Ava moves on to another—a rough kid with glazed-over eyes and a hollow face. “Unlike others,” I continue, “who, even after you’ve saved them, manage to finish themselves off anyway.” She gives me a quick look of understanding and moves on, perusing my walls like a gallery.
“You are talented,” she says.
“Why, thank you,” I respond, half-curious. “But weren’t you the one who introduced me to your clan as an accomplished artist?”
“Honestly,” Ava says, “I’d never seen anything of yours in person. Just some black-and-white photos from old exhibition catalogues . . . before your death, of course. I have no idea what pseudonyms you’ve been using since then.”
“There have been several,” I admit.
“Yeah, well, let’s just say your reputation preceded you,” she says, and gives me a significant look. But what it signifies, I have absolutely no clue.
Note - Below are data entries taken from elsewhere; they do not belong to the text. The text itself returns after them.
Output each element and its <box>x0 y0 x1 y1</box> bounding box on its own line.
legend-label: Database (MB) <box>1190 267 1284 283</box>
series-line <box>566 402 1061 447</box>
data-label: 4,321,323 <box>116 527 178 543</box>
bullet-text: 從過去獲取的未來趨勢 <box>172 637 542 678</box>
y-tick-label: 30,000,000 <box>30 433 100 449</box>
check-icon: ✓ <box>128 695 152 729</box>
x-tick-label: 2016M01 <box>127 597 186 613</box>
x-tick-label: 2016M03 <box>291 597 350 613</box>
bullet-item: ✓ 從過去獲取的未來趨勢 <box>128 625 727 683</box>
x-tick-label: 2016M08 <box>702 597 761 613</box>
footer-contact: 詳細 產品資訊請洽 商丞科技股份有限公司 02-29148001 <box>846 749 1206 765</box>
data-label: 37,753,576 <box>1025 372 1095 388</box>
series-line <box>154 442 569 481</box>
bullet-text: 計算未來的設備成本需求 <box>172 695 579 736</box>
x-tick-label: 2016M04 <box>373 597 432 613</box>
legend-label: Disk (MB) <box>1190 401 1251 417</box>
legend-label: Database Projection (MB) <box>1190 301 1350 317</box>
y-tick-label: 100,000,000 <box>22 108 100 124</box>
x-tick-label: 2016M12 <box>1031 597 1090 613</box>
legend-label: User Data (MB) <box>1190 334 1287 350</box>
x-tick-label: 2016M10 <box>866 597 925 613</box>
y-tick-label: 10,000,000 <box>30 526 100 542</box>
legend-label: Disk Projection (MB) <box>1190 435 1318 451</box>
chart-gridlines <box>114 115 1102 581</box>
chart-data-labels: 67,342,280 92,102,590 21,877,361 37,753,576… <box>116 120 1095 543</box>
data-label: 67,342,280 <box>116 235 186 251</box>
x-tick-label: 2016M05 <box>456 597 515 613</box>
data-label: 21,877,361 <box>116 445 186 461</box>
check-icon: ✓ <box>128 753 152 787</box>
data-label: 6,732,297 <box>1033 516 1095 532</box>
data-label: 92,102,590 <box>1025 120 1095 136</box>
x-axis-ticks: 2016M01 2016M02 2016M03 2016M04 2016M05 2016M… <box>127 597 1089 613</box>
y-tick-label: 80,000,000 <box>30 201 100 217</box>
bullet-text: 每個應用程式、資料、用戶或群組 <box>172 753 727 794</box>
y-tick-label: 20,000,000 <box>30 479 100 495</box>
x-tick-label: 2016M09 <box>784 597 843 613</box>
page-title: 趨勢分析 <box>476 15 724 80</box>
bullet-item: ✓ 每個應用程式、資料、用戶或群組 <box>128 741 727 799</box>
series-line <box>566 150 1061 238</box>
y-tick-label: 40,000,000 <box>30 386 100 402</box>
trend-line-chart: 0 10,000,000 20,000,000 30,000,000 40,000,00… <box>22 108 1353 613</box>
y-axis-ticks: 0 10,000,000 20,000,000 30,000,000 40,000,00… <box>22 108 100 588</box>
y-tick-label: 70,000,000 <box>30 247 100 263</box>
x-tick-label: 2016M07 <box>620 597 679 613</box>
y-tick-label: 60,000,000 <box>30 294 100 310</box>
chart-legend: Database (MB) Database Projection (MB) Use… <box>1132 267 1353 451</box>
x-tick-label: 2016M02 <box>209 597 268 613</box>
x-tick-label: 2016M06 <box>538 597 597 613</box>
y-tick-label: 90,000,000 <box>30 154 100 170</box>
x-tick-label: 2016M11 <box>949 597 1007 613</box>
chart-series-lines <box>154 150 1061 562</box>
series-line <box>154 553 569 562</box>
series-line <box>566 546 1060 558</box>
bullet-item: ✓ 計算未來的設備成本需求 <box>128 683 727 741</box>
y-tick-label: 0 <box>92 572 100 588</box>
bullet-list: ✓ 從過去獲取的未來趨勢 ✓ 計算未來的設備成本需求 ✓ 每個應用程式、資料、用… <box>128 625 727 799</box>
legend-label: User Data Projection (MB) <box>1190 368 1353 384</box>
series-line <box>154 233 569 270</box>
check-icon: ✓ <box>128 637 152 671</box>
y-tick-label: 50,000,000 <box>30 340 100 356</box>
She strolls over to the couch and, before I can stop her, picks up the sheaf of drawings I tossed there.
“No, wait!” I say, jumping up and lunging toward the stack, but it’s too late, she’s already shuffling through. Kate after Kate after Kate. She stops at one: a drawing of Kate looking up from her café crème. Her eyes are sparkling, and she has a playful smile on her lips. Vincent asked me to draw it from a photo he took of her. I didn’t tell him that I made a copy for myself.
Ava stares at the drawing and then up at me. She’s put the pieces together. Smart girl. Damned insightful. “She’s why you ran away.”